Step Two: Fill the a standard sized bath tub half full of cold water. Add 1/3 to 1/2 cup of disinfecting bleach and stir well.
Step Three: Add your diapers (covers as well as inserts/soakers) and cloth wipes if you need to disinfect those too. Stir.
Step Four: Soak for 30 minutes (set yourself a timer). If you notice that some of the diapers are sticking out of the water, lay a large white towel over the diapers. This will ensure that all the diapers are fully submerged.
Step Five: Rinse the diapers in hot water in the bath tub. Once rinsed, wash the diapers on hot with detergent two to three times before putting them on baby.

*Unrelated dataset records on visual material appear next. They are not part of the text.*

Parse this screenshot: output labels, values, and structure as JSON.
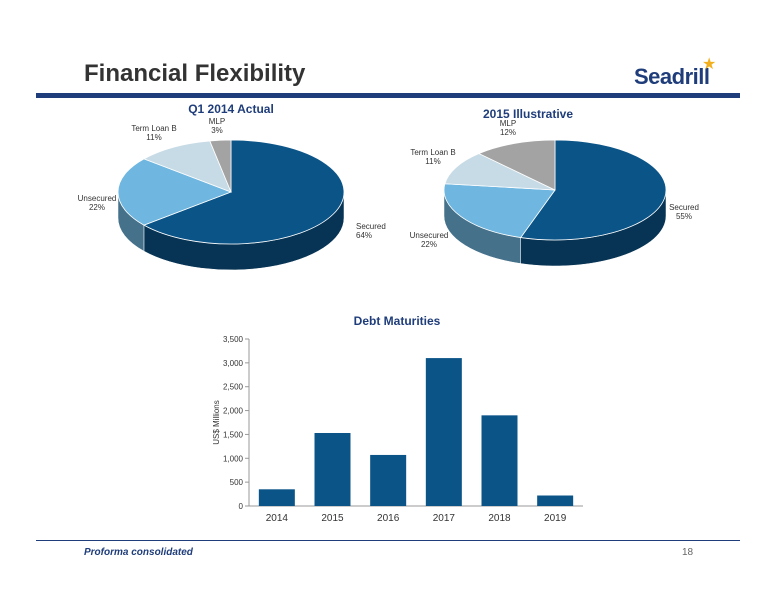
{
  "page": {
    "title": "Financial Flexibility",
    "logo_text": "Seadrill",
    "footer_note": "Proforma consolidated",
    "page_number": "18"
  },
  "chart_data": [
    {
      "type": "pie",
      "title": "Q1 2014 Actual",
      "slices": [
        {
          "label": "Secured",
          "value": 64,
          "display": "64%",
          "color": "#0b5488"
        },
        {
          "label": "Unsecured",
          "value": 22,
          "display": "22%",
          "color": "#6fb7e0"
        },
        {
          "label": "Term Loan B",
          "value": 11,
          "display": "11%",
          "color": "#c7dbe6"
        },
        {
          "label": "MLP",
          "value": 3,
          "display": "3%",
          "color": "#a3a3a3"
        }
      ]
    },
    {
      "type": "pie",
      "title": "2015 Illustrative",
      "slices": [
        {
          "label": "Secured",
          "value": 55,
          "display": "55%",
          "color": "#0b5488"
        },
        {
          "label": "Unsecured",
          "value": 22,
          "display": "22%",
          "color": "#6fb7e0"
        },
        {
          "label": "Term Loan B",
          "value": 11,
          "display": "11%",
          "color": "#c7dbe6"
        },
        {
          "label": "MLP",
          "value": 12,
          "display": "12%",
          "color": "#a3a3a3"
        }
      ]
    },
    {
      "type": "bar",
      "title": "Debt Maturities",
      "ylabel": "US$ Millions",
      "xlabel": "",
      "categories": [
        "2014",
        "2015",
        "2016",
        "2017",
        "2018",
        "2019"
      ],
      "values": [
        350,
        1530,
        1070,
        3100,
        1900,
        220
      ],
      "ylim": [
        0,
        3500
      ],
      "yticks": [
        "0",
        "500",
        "1,000",
        "1,500",
        "2,000",
        "2,500",
        "3,000",
        "3,500"
      ],
      "bar_color": "#0b5488",
      "grid": false
    }
  ]
}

Note that if you have an HE washing machine (top load or front load), you cannot do a bleach soak of your diapers in the machine. Yes, some machines have a bleach dispenser, but you need to be able to control the dilution and the length of time the diapers are exposed to the bleach. The dispenser doesn’t allow you to do that with any degree of accuracy. You can do a bleach soak in an old school top load washing machine with the central agitator if you can stop it mid cycle and none of the water drains out when you do this. In that case, fill the drum to the largest load setting with cold, pause the cycle, and carry on from Step Two.

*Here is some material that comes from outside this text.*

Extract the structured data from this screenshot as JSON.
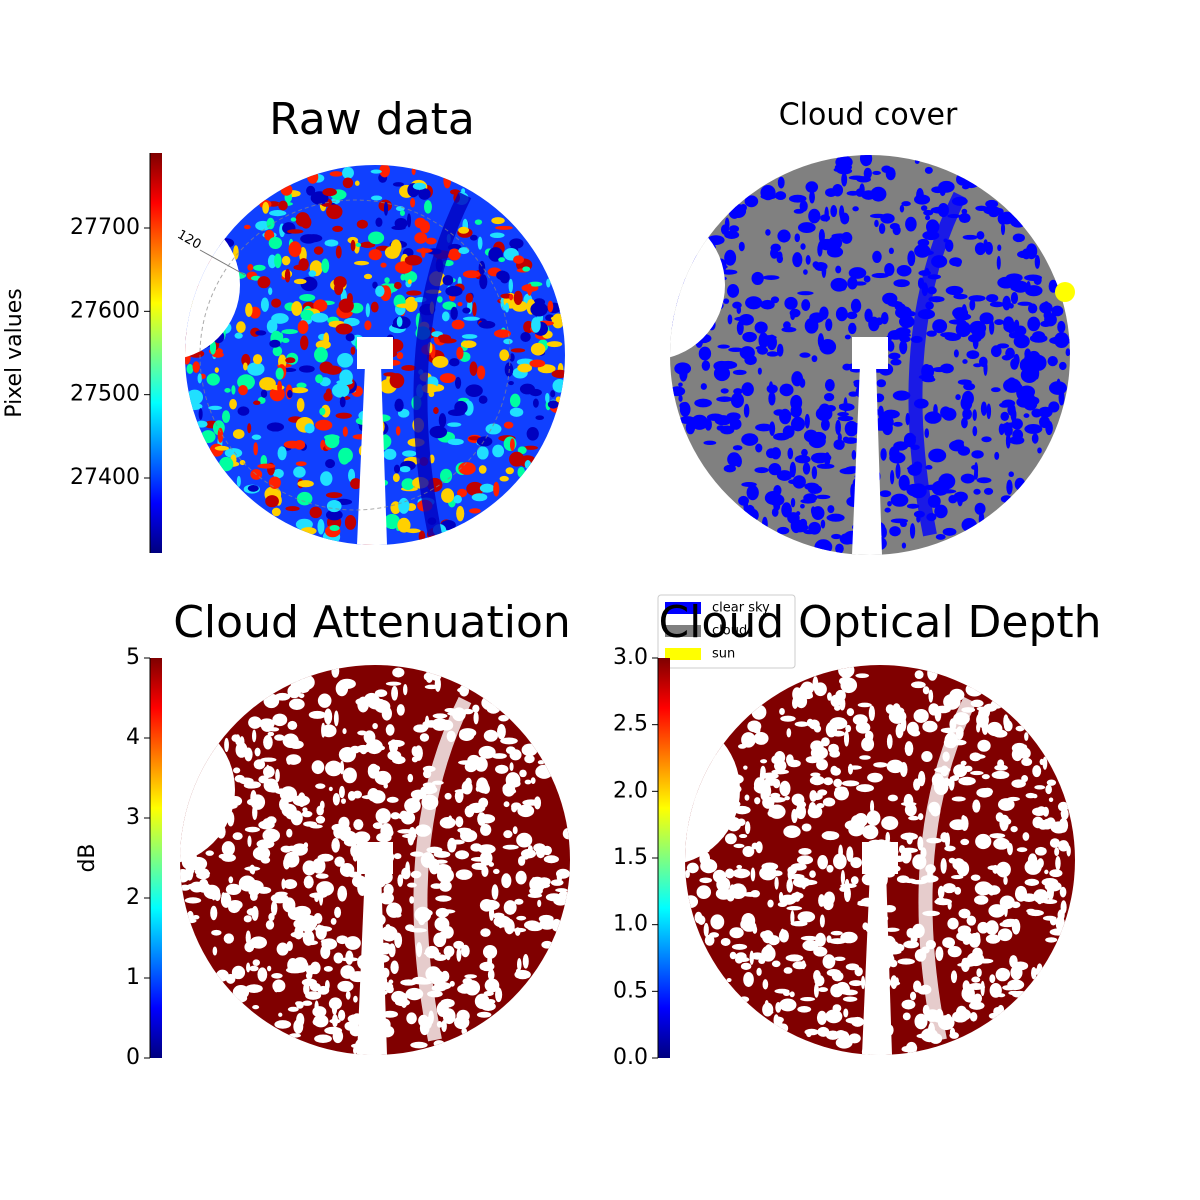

If you have iron rich water, you will want to do a test run before you use bleach on your diapers. Fill a clear glass with tap water and add a teaspoon or two of disinfecting bleach to it. If the water turns orange/brown or you notice red/orange sediment settling at the bottom of the glass after 10 minutes, DO NOT use bleach on your diapers. If the water doesn’t not turn orange/brown and there is no sediment, you can use bleach.
*Please note that bleaching may void the warranty of your cloth diapers. I happen to believe that the health of my baby's skin is far more important than a $25 warranty, but if you are concerned with warranties you should discuss bleaching with your diaper manufacturer. It's really key to dilute properly and soak the diapers for the right amount of time. In this way you will minimize any risk of damage. I have used this technique on many different brands and styles of diapers without any issues, but bleach at your own risk.